Even before his vacation, McManamay had been pondering infrastructure negotiations that would eventually become the $65 billion Bipartisan Infrastructure Deal. Last fall, a memorandum from The White House — “A New National Strategy to Reflect Natural Assets on America’s Balance Sheet” — called for an increased understanding of the valuation of natural assets. McManamay sees a tie between these efforts and his research. While roads through a park are not currently considered critical infrastructure, the data collected through the project in Gardiner and other gateway communities could help others view natural parks and resources through a new lens.

“When we think of America’s national treasures, such as national parks, we don’t think of natural disasters or how they could pose risk to human livelihoods. Yet they have a really important purpose, including supporting the economic vitality of surrounding communities.”

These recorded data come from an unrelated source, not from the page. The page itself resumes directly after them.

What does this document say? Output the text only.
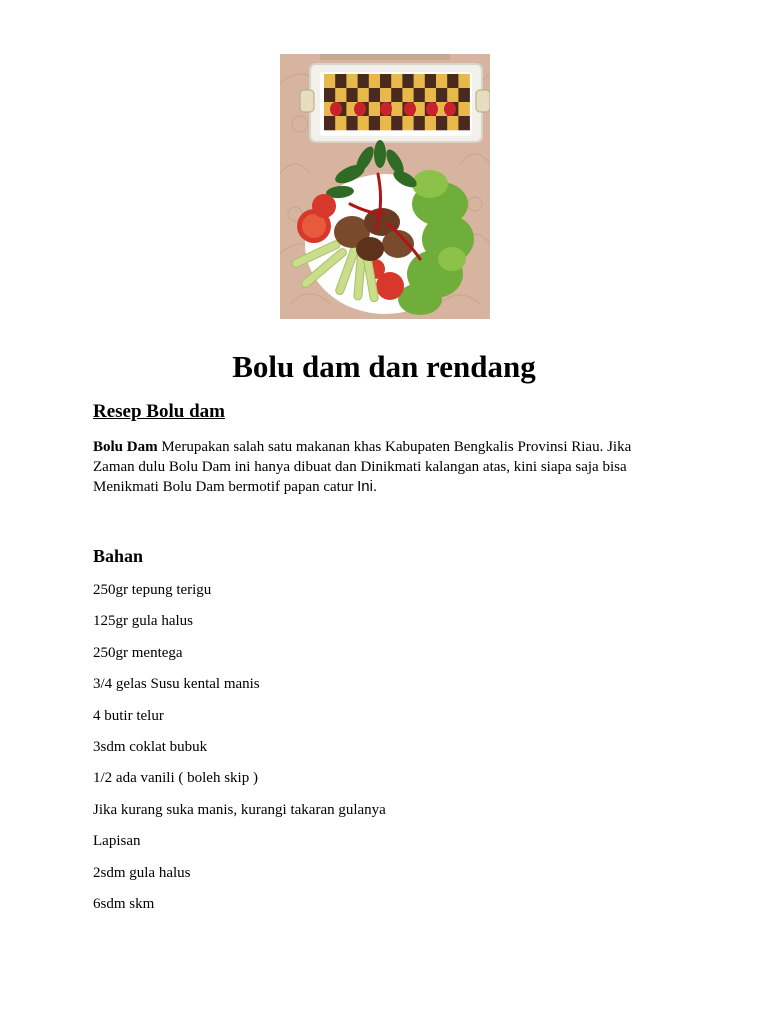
Bolu dam dan rendang
Resep Bolu dam

Bolu Dam Merupakan salah satu makanan khas Kabupaten Bengkalis Provinsi Riau. Jika

Zaman dulu Bolu Dam ini hanya dibuat dan Dinikmati kalangan atas, kini siapa saja bisa

Menikmati Bolu Dam bermotif papan catur Ini.

Bahan
250gr tepung terigu
125gr gula halus
250gr mentega
3/4 gelas Susu kental manis
4 butir telur
3sdm coklat bubuk
1/2 ada vanili ( boleh skip )
Jika kurang suka manis, kurangi takaran gulanya
Lapisan
2sdm gula halus
6sdm skm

“We depend on natural assets in so many important ways, and Yellowstone is just one example of how these areas provide for our society,” McManamay said. “We need to be ready to fix these issues quickly because so many people depend on them.”

The data and efforts of McManamay and his team are already being put to multi-faceted use. The Economic Development Agency is using the survey to determine the level of federal support needed for the region. A second use involves quantifying the extent of infrastructure damage after the winter. McManamay plans to return in the summer to further measure the extent of damages both in the park and the cascading effects outside the park and examine the resilience of their infrastructure. Tying into the White House memorandum, information gleaned can expand understanding of the long-term impact of a resilient infrastructure within and around national parks, with hopes for future projects with the NSF. Natural outgrowths of this work include papers, grants and, McManamay someday hopes, a renewed national look at the role of natural assets.

While those goals remain meaningful, simply serving the people of Gardiner has touched the hearts of McManamay and his students.

“Sometimes we can get buffered from the realities faced by others, drawing conclusions about the way the world works. Then, you see a sobering experience like this, and it’s very meaningful to be able to help, at least in a small way. That’s a reason why I’m glad to be at Baylor. There are so many examples of faculty motivated by an opportunity to serve. It’s an outpouring of our Christian faith and the mission of this University, to help people — it’s a drive here to share the love of Christ.”